Poor hygiene exacerbated by growing piles of rubbish and the current political crisis are all factors that haelth experts and residents say contributed to a dry-season cholera outbreak in Abidjan, the capital of Côte d’Ivoire. So far eight people out of 61 infected have died.

The first case – in Abidjan’s Adjamé District (a poor neighbourhood that has seen severe post-election violence in recent weeks) – was registered in mid-January [2011]; the major rains ended in November [2010]. Cholera has also affected the district of Williamsville.

“Across this region [West Africa] there are pockets of poverty where hygiene is poor and we see occasional outbreaks,” Mamadou D. Ball, WHO representative in Côte d’Ivoire, told IRIN. “The cholera bacterium is always present.”

Sandrine Touré, a health assistant in Williamsville, said she often sees children eating just after playing in rubbish. She added that many people, even in Abidjan, have no access to safe drinking water.
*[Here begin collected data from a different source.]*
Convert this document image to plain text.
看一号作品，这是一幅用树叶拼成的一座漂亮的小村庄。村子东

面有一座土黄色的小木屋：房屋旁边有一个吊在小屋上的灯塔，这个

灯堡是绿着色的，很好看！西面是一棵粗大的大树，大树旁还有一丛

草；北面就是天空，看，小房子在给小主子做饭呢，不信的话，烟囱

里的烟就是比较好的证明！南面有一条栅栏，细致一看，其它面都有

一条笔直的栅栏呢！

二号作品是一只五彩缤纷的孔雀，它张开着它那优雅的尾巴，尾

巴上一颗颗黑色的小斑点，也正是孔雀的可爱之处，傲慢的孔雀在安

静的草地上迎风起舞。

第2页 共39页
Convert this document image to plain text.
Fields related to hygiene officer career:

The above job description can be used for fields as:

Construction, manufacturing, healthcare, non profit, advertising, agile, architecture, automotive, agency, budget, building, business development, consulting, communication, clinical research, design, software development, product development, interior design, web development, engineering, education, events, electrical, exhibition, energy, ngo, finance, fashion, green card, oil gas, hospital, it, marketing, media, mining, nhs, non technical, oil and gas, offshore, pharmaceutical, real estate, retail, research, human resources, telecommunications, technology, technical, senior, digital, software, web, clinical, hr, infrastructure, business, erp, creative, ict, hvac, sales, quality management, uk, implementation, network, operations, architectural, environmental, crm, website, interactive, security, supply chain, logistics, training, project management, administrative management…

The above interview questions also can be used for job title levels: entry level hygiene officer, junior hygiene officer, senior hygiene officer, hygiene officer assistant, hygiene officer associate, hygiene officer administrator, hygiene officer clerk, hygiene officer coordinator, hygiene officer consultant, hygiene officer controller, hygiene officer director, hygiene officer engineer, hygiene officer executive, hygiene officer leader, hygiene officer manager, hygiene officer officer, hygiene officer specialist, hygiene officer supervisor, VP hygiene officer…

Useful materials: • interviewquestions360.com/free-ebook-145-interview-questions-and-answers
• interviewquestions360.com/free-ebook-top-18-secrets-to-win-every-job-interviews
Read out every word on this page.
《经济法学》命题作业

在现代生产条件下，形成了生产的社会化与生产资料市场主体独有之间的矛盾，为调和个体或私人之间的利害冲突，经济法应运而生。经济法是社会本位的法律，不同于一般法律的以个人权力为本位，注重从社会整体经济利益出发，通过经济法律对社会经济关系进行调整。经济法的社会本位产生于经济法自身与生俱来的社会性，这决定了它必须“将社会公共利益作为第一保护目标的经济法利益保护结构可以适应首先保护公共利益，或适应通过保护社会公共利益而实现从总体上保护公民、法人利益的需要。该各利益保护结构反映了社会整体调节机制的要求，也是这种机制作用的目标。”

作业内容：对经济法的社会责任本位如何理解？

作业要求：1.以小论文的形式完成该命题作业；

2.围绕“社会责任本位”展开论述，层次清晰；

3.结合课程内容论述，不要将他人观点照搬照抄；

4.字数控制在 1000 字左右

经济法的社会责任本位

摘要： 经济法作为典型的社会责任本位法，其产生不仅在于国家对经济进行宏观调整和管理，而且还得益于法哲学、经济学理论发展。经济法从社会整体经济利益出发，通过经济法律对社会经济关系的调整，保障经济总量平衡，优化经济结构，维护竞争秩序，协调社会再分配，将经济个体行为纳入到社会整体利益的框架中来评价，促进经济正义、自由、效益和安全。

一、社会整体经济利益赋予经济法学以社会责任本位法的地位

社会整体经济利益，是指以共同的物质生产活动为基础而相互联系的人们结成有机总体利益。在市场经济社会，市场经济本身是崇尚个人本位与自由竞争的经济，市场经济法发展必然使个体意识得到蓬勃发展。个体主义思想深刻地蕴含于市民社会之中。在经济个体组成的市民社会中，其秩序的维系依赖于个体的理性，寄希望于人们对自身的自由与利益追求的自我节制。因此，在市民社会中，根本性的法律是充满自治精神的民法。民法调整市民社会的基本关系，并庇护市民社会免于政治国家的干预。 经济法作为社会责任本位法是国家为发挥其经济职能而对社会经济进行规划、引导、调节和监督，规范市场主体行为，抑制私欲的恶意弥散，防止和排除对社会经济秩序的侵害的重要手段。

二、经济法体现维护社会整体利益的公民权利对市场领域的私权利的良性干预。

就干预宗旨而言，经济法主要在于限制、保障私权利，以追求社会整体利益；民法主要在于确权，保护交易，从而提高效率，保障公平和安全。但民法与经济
Since the political deadlock, household garbage is no longer being collected.

Even if families know that poor sanitation is linked to infectious disease, cholera was not much on people’s minds this time of year, said Soumaïla Traoré. “There is negligence in some communities. With the piles of rubbish people knew the threat of illness was real. But no one talked of cholera in this period.”

UNICEF and WHO are working with local health authorities to treat patients and promote better hygiene. advise communities on prevention. They are providing soap, cholera treatment kits and posters with prevention messages.

Source: IRIN, 31 Jan 2011

Tanzania: New cholera outbreak: 4 die

Four people died and 58 were hospitalised following a fresh outbreak of cholera in the eastern Tanzanian region of Morogoro, an official said Wednesday.

“Three of the deceased persons are members of the same family,” Morogoro regional health officer, Cares Lyimo, told AFP. He said the first cases in the area were reported two weeks ago and added that 58 people had since been admitted to hospital with cholera symptoms.

Lyimo said water shortages in the region, forcing residents to buy unsafe water from vendors, were to blame for the outbreak.

The disease is caused by the bacterium Vibrio cholerae and is spread by consuming contaminated food or water.

Around 60 people died of cholera in Tanzania’s northeast Tanga region in September and October.

Source: AFP / News24, 8 December 2010

Guinea-Bissau: zero tolerance of cholera this rainy season

Staff from NGOs and the health authorities are going house-to-house to distribute thousands of bottles of bleach to residents in the Bafata area of central Guinea-Bissau, to prevent another cholera outbreak. An epidemic in 2008 claimed at least 225 lives and infected more than 13,000 people.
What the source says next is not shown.